Head down this lane and walk under the bridge.

Continue up the lane on the other side, walking uphill. The terrain on this side of the railway line is far more rural in character.

After some distance, just before reaching a house, there is a signpost pointing off the lane to the left.

This leads down a short sloping path to the towpath of the Cromford Canal. You then head straight ahead and follow the towpath all of the way to Cromford, which is about 5 miles away.

The Cromford Canal has been disused since the early decades of the 20th Century. Further east towards Langley Mill where it joined the Nottingham Canal (also now abandoned) the line of the canal has not been maintained and in places has vanished entirely.

The Ambergate to Cromford section, however, has been partially restored and remains in water. There is a friends group, and much of the upkeep, as well as the Canal’s ownership, sits with Derbyshire County Council who have maintained it since the 1970s as a local nature reserve and linear park for people to walk and cycle through (watch out for the cyclists, there were a fair few of them when I walked the route in April 2022).

The towpath makes for a pleasant place to walk. It also parallels the railway line up to Matlock which follows a slightly lower alignment.

Just before you reach the halfway point of the walk the canal passes through the small – excellently named – village of Whatstandwell.

After Whatstandwell the towpath takes on a rural character once more.

Soon you come to the Gregory Tunnel. This short (but dark) tunnel takes the canal and its towpath through a big chunk of limestone.

On the far side of the tunnel the landscape starts to feel more and more like the Peak District. The hills seeming taller and steeper.

The canal also begins to take on a more kempt character. Almost as if sometimes boats do go along this section.

Soon you come to a short aqueduct which carries the canal across the railway line as it wends its way towards Matlock.

A short distance after the aqueduct you approach High Peak Junction. Once upon a time High Peak Junction was a busy canal wharf which allowed transhipment between the canal and railway networks. Today it is maintained as a heritage attraction by Derbyshire County Council. It is also home to a couple of still working steam engines, one of which was constructed in the late 1840s to provide water to the canal.

Amongst the attractions are a cafe and a museum (as well as public toilets) run by Derbyshire County Council. The museum purports to showcase the world’s oldest standard gauage railway workshop.

After High Peak Junction there is only around a mile or so to go until you reach Cromford. The landscape, and even the water, have taken on the distinctive chalky, limestone quality associated with the southern half of the Peak District.

Approaching the end of the canal, and the end of the walk, you cross Cromford Meadows on the outer perimeter of the village.

Soon the wharf at the end of the canal comes into view.

Upon reaching the wharf, cross it heading for the road on the far side.

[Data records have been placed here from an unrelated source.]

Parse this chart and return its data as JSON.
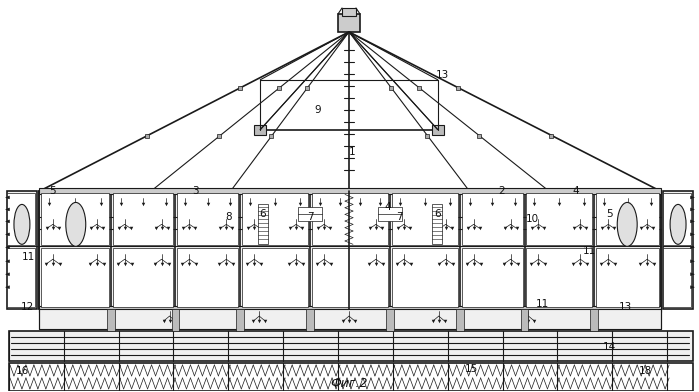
{
  "title": "Фиг.2",
  "bg_color": "#ffffff",
  "lc": "#1a1a1a",
  "fig_width": 6.99,
  "fig_height": 3.92,
  "dpi": 100,
  "labels": [
    [
      "1",
      352,
      152
    ],
    [
      "2",
      502,
      192
    ],
    [
      "3",
      195,
      192
    ],
    [
      "4",
      576,
      192
    ],
    [
      "4",
      388,
      208
    ],
    [
      "5",
      52,
      192
    ],
    [
      "5",
      610,
      215
    ],
    [
      "6",
      262,
      215
    ],
    [
      "6",
      438,
      215
    ],
    [
      "7",
      310,
      218
    ],
    [
      "7",
      400,
      218
    ],
    [
      "8",
      228,
      218
    ],
    [
      "9",
      318,
      110
    ],
    [
      "10",
      533,
      220
    ],
    [
      "11",
      28,
      258
    ],
    [
      "11",
      590,
      252
    ],
    [
      "11",
      543,
      305
    ],
    [
      "12",
      27,
      308
    ],
    [
      "13",
      443,
      75
    ],
    [
      "13",
      626,
      308
    ],
    [
      "14",
      610,
      348
    ],
    [
      "15",
      472,
      370
    ],
    [
      "16",
      22,
      372
    ],
    [
      "18",
      646,
      372
    ]
  ]
}
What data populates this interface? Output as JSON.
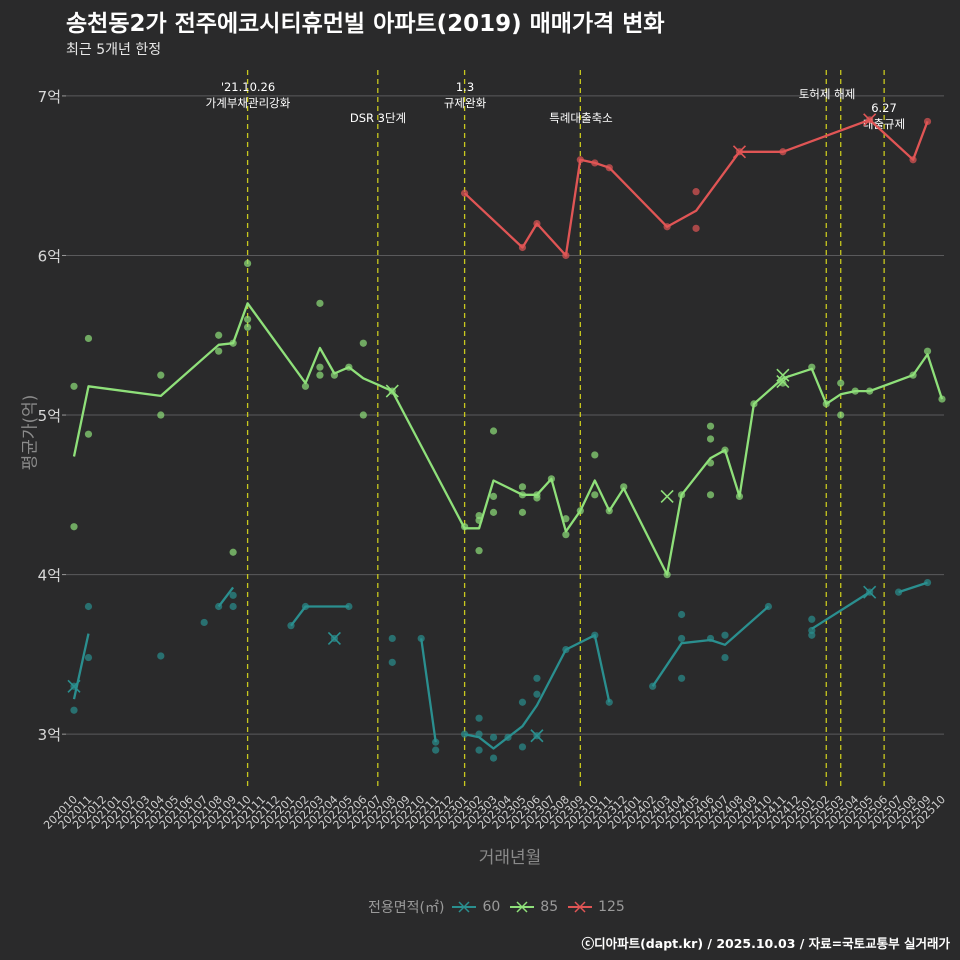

Once on the road you can either head left up past Arkwright’s Mill to the centre of Cromford or right towards the railway station. The walk up to the village centre takes no more than 10 minutes. This point is where the walk ends.

Getting Back

For a place of its size Cromford has very good public transport connections. Trains from Cromford Station take you more or less hourly, south towards Derby or north towards Matlock. Buses – which are a bit more frequent than the trains but slower – go to other nearby towns like Middleton and Wirksworth, as well as north towards Buxton and Bakewell.